Mary Cannon is an Irish psychiatrist and research scientist
Education
As an undergraduate, Cannon studied medicine at University College Dublin and trained as a psychiatrist with Eadbhard O"Callaghan at the Street John of God Hospital in Dublin. She then won an "advanced training fellowship" from the Wellcome Trust to study with Robin Murray at the Institute of Psychiatry in London.
Career
She is best known for her study of the risk factors for mental illness in young people. Cannon is an associate professor of Psychiatry at the Royal College of Surgeons in Ireland, as well as a consulting psychiatrist at Beaumont Hospital, Dublin. Cannon researches risk factors for psychosis and other mental illnesses in young people.

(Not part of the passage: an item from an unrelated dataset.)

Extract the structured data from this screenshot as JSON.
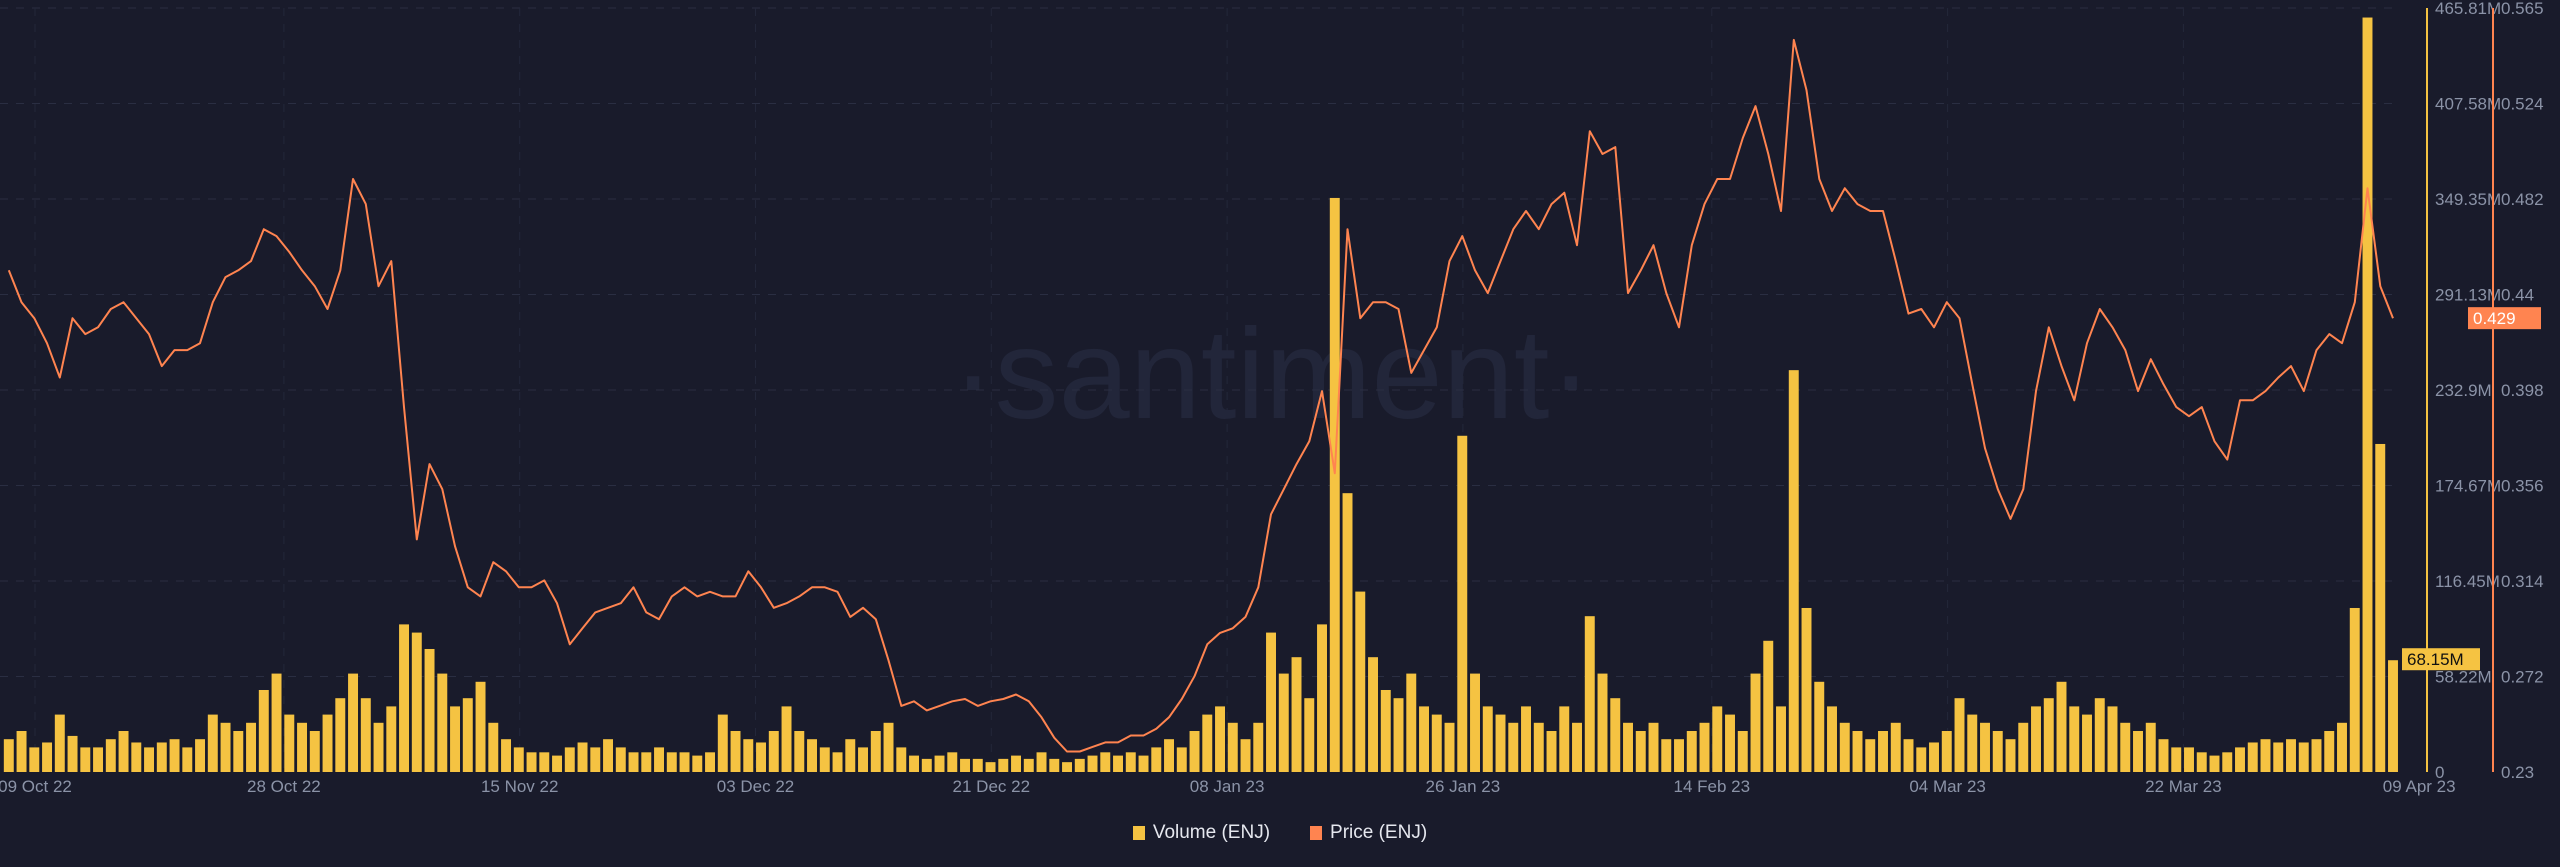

She and her research group have made important discoveries about the correlations of traumatic events in early childhood, including prenatal infection and childhood bullying, to psychiatric disorders such as schizophrenia in adults.
Cannon also studies the mental health of Irish youth. Her group"s discovery that more than one-fifth of Irish 11- to 13-year-olds have experienced "auditory hallucinations" (hearing voices) attracted significant media attention.
She has expressed the desire that her findings will lessen the stigma around auditory hallucinations, and will help to "remove the boundary" between youth and adult psychiatric services and research. In 2014, Cannon was the only woman among eleven Irish researchers named to the Thomson Reuters "World"s Most Influential Scientific Minds" report.
This report honors the 3,000 most highly cited scientists in the world.